1. The application of β-glucosidase Lf18920 in the specific hydrolysis of crocin-1 to obtain crocin-4 and crocin-5, characterized in that, The β-glucosidase Lf18920 is composed of Lf18920 Encoded by the gene; the Lf18920 The full-length nucleotide sequence of the gene is shown in SEQ ID NO:1, with a length of 2700 bp; the amino acid sequence of the β-glucosidase Lf18920 it encodes is shown in SEQ ID NO:

2.

2. The application according to claim 1, characterized in that, The Lf18920 The coding sequence of a gene is obtained using the following method: Lf18920 Using the gene nucleotide sequence as a template, and with 18920F and 18920R as primers, the gene was amplified by PCR to obtain the desired result. Lf18920 The coding sequence of the gene; wherein, the 18920F nucleotide sequence is shown in SEQ ID NO:3, and the 18920R nucleotide sequence is shown in SEQ ID NO:

4.

3. The application according to claim 1, characterized in that, The recombinant expression of β-glucosidase Lf18920 was performed via PCR amplification. Lf18920 The gene was used to construct an expression plasmid using pET-28a-HMT as a vector, and expression was induced in Escherichia coli BL21(DE3). The expressed protein was then purified using a Ni-NTA column.

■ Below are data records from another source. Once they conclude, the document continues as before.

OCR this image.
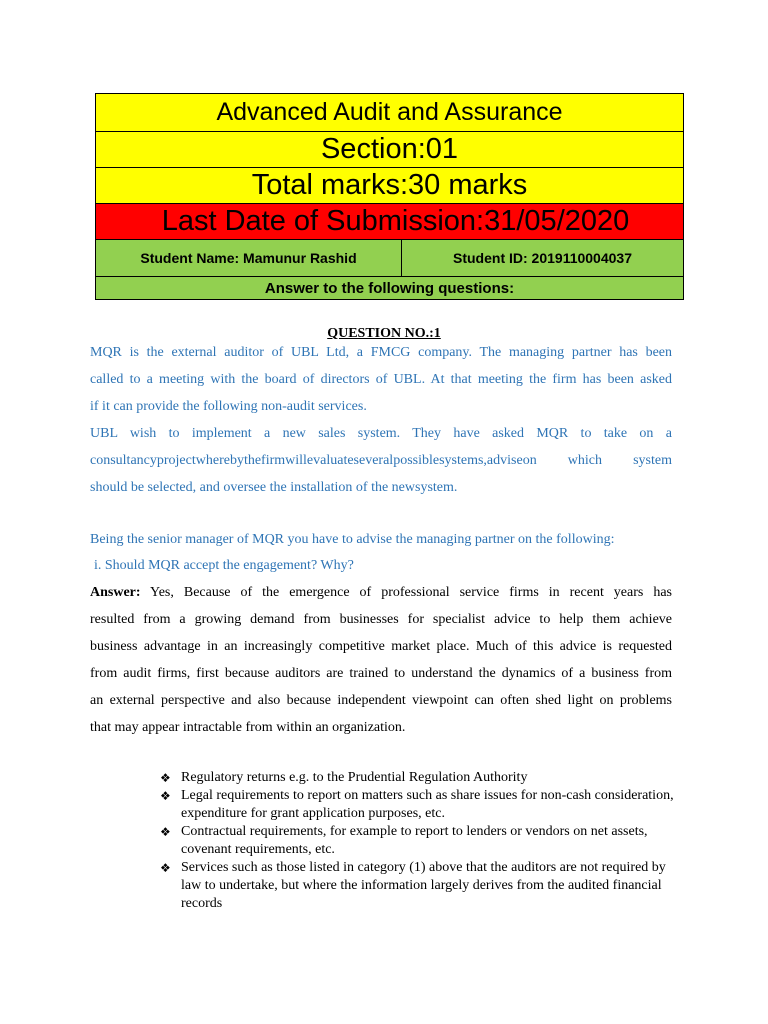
Advanced Audit and Assurance
Section:01
Total marks:30 marks
Last Date of Submission:31/05/2020
Student Name: Mamunur Rashid	Student ID: 2019110004037
Answer to the following questions:
QUESTION NO.:1
MQR is the external auditor of UBL Ltd, a FMCG company. The managing partner has been
called to a meeting with the board of directors of UBL. At that meeting the firm has been asked
if it can provide the following non-audit services.
UBL wish to implement a new sales system. They have asked MQR to take on a
consultancyprojectwherebythefirmwillevaluateseveralpossiblesystems,adviseon which system
should be selected, and oversee the installation of the newsystem.
Being the senior manager of MQR you have to advise the managing partner on the following:
i. Should MQR accept the engagement? Why?
Answer: Yes, Because of the emergence of professional service firms in recent years has
resulted from a growing demand from businesses for specialist advice to help them achieve
business advantage in an increasingly competitive market place. Much of this advice is requested
from audit firms, first because auditors are trained to understand the dynamics of a business from
an external perspective and also because independent viewpoint can often shed light on problems
that may appear intractable from within an organization.
❖ Regulatory returns e.g. to the Prudential Regulation Authority
❖ Legal requirements to report on matters such as share issues for non-cash consideration, expenditure for grant application purposes, etc.
❖ Contractual requirements, for example to report to lenders or vendors on net assets, covenant requirements, etc.
❖ Services such as those listed in category (1) above that the auditors are not required by law to undertake, but where the information largely derives from the audited financial records
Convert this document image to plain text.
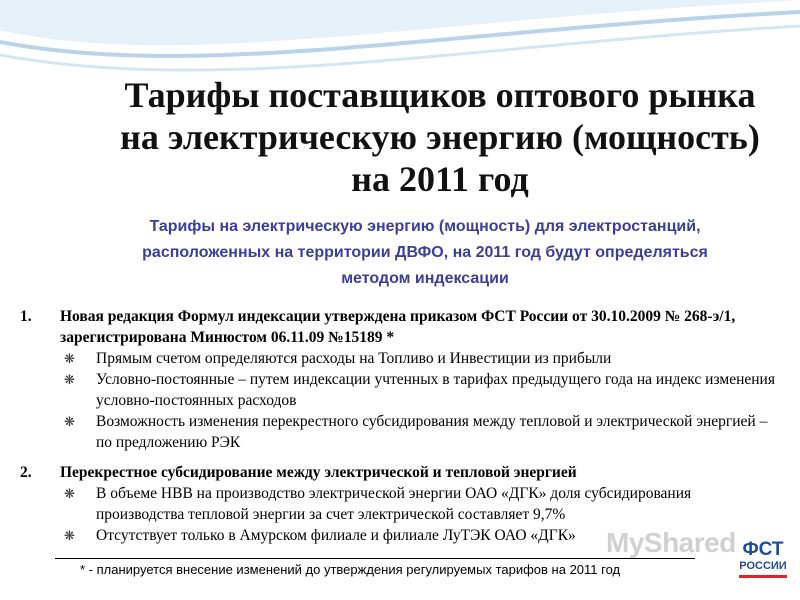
Тарифы поставщиков оптового рынка
на электрическую энергию (мощность)
на 2011 год
Тарифы на электрическую энергию (мощность) для электростанций,
расположенных на территории ДВФО, на 2011 год будут определяться
методом индексации
1.	Новая редакция Формул индексации утверждена приказом ФСТ России от 30.10.2009 № 268-э/1, зарегистрирована Минюстом 06.11.09 №15189 *
❋	Прямым счетом определяются расходы на Топливо и Инвестиции из прибыли
❋	Условно-постоянные – путем индексации учтенных в тарифах предыдущего года на индекс изменения условно-постоянных расходов
❋	Возможность изменения перекрестного субсидирования между тепловой и электрической энергией – по предложению РЭК
2.	Перекрестное субсидирование между электрической и тепловой энергией
❋	В объеме НВВ на производство электрической энергии ОАО «ДГК» доля субсидирования производства тепловой энергии за счет электрической составляет 9,7%
❋	Отсутствует только в Амурском филиале и филиале ЛуТЭК ОАО «ДГК»
* - планируется внесение изменений до утверждения регулируемых тарифов на 2011 год
MyShared ФСТ
РОССИИ
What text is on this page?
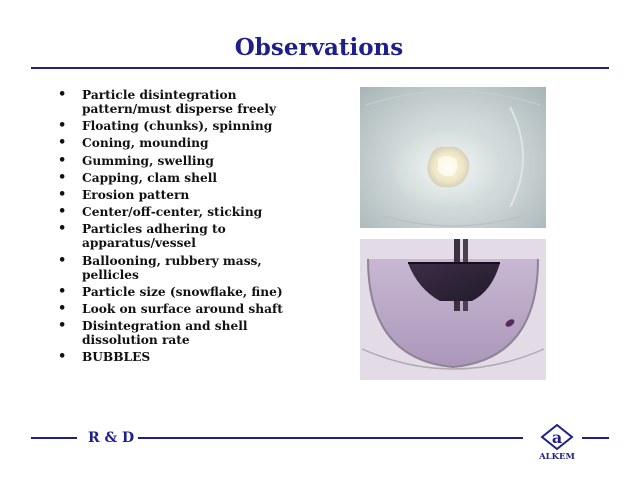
Observations
• Particle disintegration pattern/must disperse freely
• Floating (chunks), spinning
• Coning, mounding
• Gumming, swelling
• Capping, clam shell
• Erosion pattern
• Center/off-center, sticking
• Particles adhering to apparatus/vessel
• Ballooning, rubbery mass, pellicles
• Particle size (snowflake, fine)
• Look on surface around shaft
• Disintegration and shell dissolution rate
• BUBBLES
R & D	a
ALKEM
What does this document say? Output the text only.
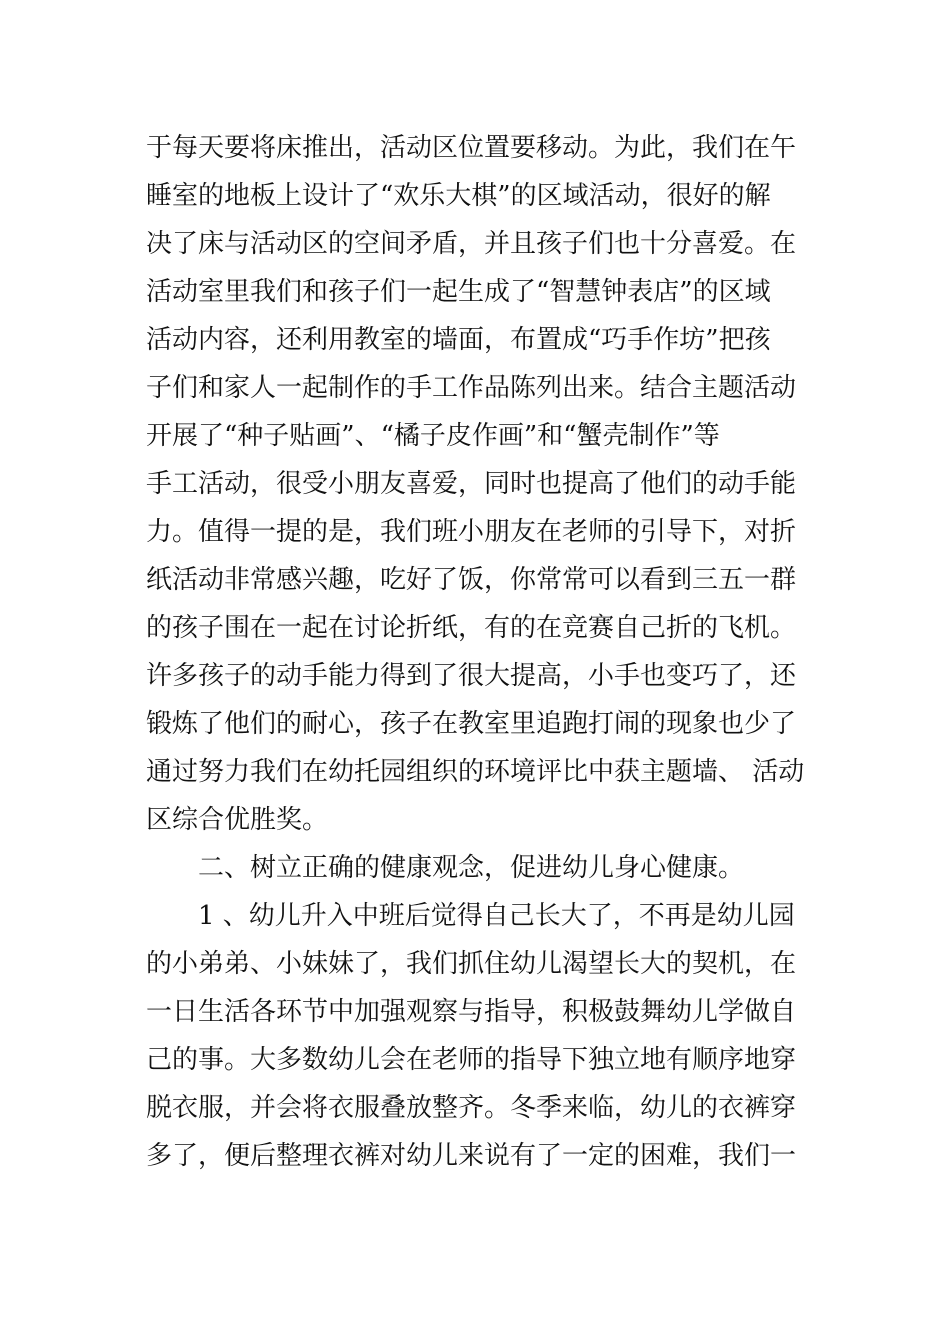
于每天要将床推出，活动区位置要移动。为此，我们在午
睡室的地板上设计了“欢乐大棋”的区域活动，很好的解
决了床与活动区的空间矛盾，并且孩子们也十分喜爱。在
活动室里我们和孩子们一起生成了“智慧钟表店”的区域
活动内容，还利用教室的墙面，布置成“巧手作坊”把孩
子们和家人一起制作的手工作品陈列出来。结合主题活动
开展了“种子贴画”、“橘子皮作画”和“蟹壳制作”等
手工活动，很受小朋友喜爱，同时也提高了他们的动手能
力。值得一提的是，我们班小朋友在老师的引导下，对折
纸活动非常感兴趣，吃好了饭，你常常可以看到三五一群
的孩子围在一起在讨论折纸，有的在竞赛自己折的飞机。
许多孩子的动手能力得到了很大提高，小手也变巧了，还
锻炼了他们的耐心，孩子在教室里追跑打闹的现象也少了
通过努力我们在幼托园组织的环境评比中获主题墙、 活动
区综合优胜奖。
二、树立正确的健康观念，促进幼儿身心健康。
1 、幼儿升入中班后觉得自己长大了，不再是幼儿园
的小弟弟、小妹妹了，我们抓住幼儿渴望长大的契机，在
一日生活各环节中加强观察与指导，积极鼓舞幼儿学做自
己的事。大多数幼儿会在老师的指导下独立地有顺序地穿
脱衣服，并会将衣服叠放整齐。冬季来临，幼儿的衣裤穿
多了，便后整理衣裤对幼儿来说有了一定的困难，我们一
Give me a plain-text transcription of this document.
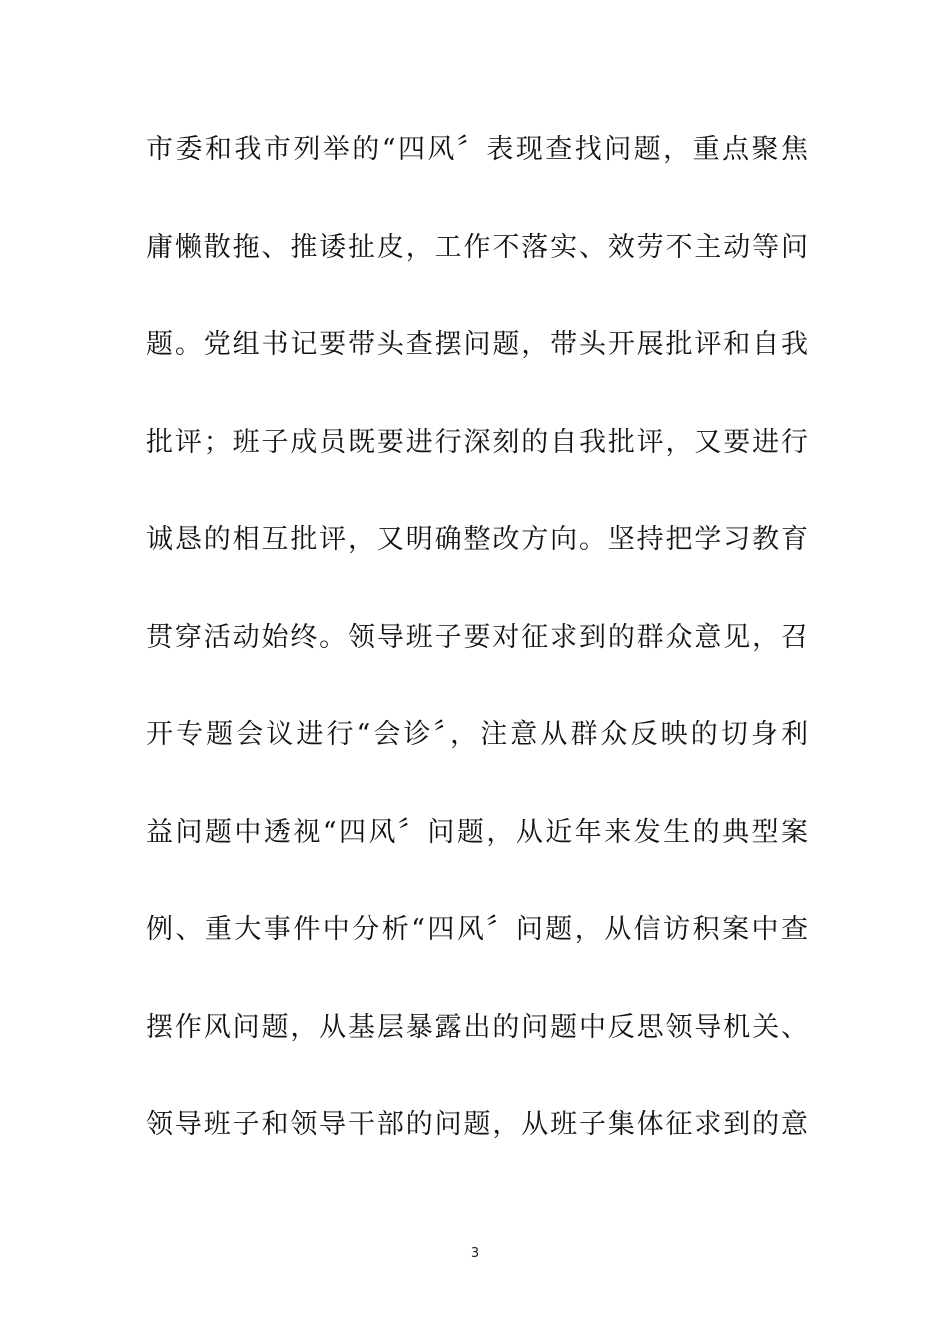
市委和我市列举的“四风〞表现查找问题，重点聚焦
庸懒散拖、推诿扯皮，工作不落实、效劳不主动等问
题。党组书记要带头查摆问题，带头开展批评和自我
批评；班子成员既要进行深刻的自我批评，又要进行
诚恳的相互批评，又明确整改方向。坚持把学习教育
贯穿活动始终。领导班子要对征求到的群众意见，召
开专题会议进行“会诊〞，注意从群众反映的切身利
益问题中透视“四风〞问题，从近年来发生的典型案
例、重大事件中分析“四风〞问题，从信访积案中查
摆作风问题，从基层暴露出的问题中反思领导机关、
领导班子和领导干部的问题，从班子集体征求到的意
3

4. The application according to claim 1, characterized in that, The specific hydrolysis of crocin-1 by β-glucosidase Lf18920 yields crocin-4 and crocin-5, which includes the following steps: crocin-1 and β-glucosidase Lf18920 are hydrolyzed in a citrate-disodium hydrogen phosphate buffer solution with a pH of 5.5-6.5 at a temperature of 25-40℃ for 120-150 min. The reaction is terminated in a hot water bath after the hydrolysis is completed.

5. The application according to claim 4, characterized in that, The addition ratio of crocin-1 to β-glucosidase Lf18920 was 1-2 mg / U.

6. The application according to claim 4, characterized in that, The pH of the citric acid-disodium hydrogen phosphate buffer solution is 6.

0.

7. The application according to claim 4, characterized in that, The reaction temperature is 40℃.

8. The application according to claim 4, characterized in that, The reaction time is 120 min.

9. The application according to claim 4, characterized in that, The reaction was terminated in a hot water bath at 80-100℃ after the hydrolysis reaction was completed.